Thursday, February 12, 2009

Blow Horn: a Short Vacation

Last weekend we hired a driver and took a trip. Wendy made a great contact with a double ikhat weaver who is willing to share his secrets: some of this technique has never been documented. She won't be able to witness the whole process, which takes months to complete, but his willingness to talk about the work is a breakthrough.

We did a lot on this four night trip. We climbed a temple studded mountain with religious pilgrims and various hustlers. We got up at 5 a.m. one morning to hire a jeep and guide to look for asiatic lions in a huge forest preserve. And, along with various deer, birds, and wild boar, we saw a pair of lions. That was a primal moment. A tribal herdsman waved us down and directed us toward the huge animals. We had to drive off the legal road to see them, which added to the excitement. The guide and driver risked their licenses, but seemed just as excited as we were.

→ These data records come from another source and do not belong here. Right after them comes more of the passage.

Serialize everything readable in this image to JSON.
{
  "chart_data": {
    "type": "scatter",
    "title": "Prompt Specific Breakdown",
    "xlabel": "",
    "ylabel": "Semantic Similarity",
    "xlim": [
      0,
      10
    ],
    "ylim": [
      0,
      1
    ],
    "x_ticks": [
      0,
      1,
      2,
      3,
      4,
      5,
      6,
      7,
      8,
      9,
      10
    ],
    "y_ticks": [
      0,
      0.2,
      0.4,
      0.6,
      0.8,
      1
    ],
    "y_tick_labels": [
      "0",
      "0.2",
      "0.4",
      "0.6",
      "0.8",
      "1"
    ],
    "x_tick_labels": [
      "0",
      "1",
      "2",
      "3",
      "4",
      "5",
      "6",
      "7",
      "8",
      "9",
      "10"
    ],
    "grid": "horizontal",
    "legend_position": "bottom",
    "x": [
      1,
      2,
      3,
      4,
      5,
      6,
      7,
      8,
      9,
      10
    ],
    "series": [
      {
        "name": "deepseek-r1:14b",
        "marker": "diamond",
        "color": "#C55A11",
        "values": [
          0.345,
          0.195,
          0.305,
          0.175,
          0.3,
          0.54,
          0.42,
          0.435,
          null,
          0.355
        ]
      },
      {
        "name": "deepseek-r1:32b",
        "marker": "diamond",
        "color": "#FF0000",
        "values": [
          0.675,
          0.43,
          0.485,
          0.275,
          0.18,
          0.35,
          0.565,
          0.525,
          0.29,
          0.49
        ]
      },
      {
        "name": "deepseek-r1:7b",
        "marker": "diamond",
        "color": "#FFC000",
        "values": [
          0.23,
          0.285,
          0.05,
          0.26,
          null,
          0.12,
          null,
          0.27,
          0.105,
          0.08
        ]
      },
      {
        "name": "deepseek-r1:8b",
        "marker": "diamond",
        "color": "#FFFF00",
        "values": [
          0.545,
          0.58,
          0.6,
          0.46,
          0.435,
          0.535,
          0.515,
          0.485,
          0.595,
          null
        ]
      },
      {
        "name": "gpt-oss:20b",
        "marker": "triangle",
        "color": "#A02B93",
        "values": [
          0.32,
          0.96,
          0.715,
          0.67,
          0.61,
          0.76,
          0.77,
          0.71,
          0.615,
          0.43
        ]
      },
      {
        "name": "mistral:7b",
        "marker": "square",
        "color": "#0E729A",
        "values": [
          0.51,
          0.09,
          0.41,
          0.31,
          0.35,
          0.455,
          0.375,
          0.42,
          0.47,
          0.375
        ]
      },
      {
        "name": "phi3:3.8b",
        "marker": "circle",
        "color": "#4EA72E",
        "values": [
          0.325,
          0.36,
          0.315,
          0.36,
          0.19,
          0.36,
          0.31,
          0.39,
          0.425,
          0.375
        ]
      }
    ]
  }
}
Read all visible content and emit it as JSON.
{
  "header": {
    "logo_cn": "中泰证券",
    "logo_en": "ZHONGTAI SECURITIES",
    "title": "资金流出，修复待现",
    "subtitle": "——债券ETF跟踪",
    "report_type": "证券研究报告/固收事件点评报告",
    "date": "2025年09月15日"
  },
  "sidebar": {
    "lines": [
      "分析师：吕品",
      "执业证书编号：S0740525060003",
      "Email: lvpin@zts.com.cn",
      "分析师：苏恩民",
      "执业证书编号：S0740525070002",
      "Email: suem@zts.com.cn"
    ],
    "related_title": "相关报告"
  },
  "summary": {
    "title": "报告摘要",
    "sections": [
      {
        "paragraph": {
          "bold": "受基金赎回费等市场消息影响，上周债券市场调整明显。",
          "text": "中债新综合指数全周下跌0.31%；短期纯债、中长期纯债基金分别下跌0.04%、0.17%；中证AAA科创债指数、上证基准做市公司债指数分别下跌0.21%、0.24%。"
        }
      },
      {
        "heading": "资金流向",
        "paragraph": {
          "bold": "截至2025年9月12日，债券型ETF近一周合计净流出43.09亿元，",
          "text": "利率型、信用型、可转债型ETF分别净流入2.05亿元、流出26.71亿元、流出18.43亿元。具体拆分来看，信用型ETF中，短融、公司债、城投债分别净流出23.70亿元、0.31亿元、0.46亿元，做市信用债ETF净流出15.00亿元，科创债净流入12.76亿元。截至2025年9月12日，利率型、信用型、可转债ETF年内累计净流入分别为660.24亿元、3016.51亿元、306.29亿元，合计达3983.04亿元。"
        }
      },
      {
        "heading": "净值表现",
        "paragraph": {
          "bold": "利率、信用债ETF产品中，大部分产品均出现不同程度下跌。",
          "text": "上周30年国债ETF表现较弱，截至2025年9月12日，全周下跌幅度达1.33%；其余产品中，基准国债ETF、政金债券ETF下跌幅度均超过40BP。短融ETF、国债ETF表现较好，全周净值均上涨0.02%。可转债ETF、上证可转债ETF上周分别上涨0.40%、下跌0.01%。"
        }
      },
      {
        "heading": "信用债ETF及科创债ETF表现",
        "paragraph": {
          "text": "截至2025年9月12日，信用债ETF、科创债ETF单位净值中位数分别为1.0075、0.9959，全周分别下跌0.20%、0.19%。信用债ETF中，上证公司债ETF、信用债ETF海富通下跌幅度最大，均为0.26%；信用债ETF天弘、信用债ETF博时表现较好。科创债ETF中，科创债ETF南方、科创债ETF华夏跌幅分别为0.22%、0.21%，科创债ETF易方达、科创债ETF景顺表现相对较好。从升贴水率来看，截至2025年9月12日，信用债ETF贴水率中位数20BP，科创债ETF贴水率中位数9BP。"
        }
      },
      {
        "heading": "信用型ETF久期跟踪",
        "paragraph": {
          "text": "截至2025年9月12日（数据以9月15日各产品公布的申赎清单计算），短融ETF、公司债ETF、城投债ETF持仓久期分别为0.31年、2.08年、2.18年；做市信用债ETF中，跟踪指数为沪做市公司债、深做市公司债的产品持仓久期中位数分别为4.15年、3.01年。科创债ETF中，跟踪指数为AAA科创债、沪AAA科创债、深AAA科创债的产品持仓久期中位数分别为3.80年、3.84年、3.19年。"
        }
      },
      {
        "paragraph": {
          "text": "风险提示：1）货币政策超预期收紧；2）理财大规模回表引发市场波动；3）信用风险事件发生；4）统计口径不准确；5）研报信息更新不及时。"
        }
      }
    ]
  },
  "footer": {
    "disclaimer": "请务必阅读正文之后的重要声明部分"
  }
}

We also walked around an ancient Mughal fortress, and spent a night in a lodging built into an upstairs section of an old cathedral on the island of Dieu, a former Portuguese holding that didn't return to Indian rule until 1960. No surf, but a beautiful spot. At Somnath, we visited a meticulously restored Hindu temple on the shore of the Arabian sea. The high security included metal detectors, pat downs, and armed guards. Great music on shenai, drums and bells. Oh. Right after that, Wendy stepped up to her ankle in a gutter of raw sewage. A little black dog helped clean her, but she had to ride back to the hotel in an autorickshaw by herself.

We saw the recent remains of at least four accidents over the five days on the road. Early on we passed a big freight truck that had simply broken in the middle of the cargo area and sagged to the ground. We saw the still smouldering remains of a head on collision between a freight truck and a smaller, unidentifiable vehicle. Both had burned down to twisted, gray metal.

Traffic ranges from cows, to oxcarts, to bicycles, to autorickshaws, to tractors pulling wagons full of people, to wildly decorated freight trucks, to passenger cars. The whole road is fair game going in either direction. Honking never stops, is in fact expected and encouraged. I sat in the front seat, a mixed blessing, especially at night. We made it back.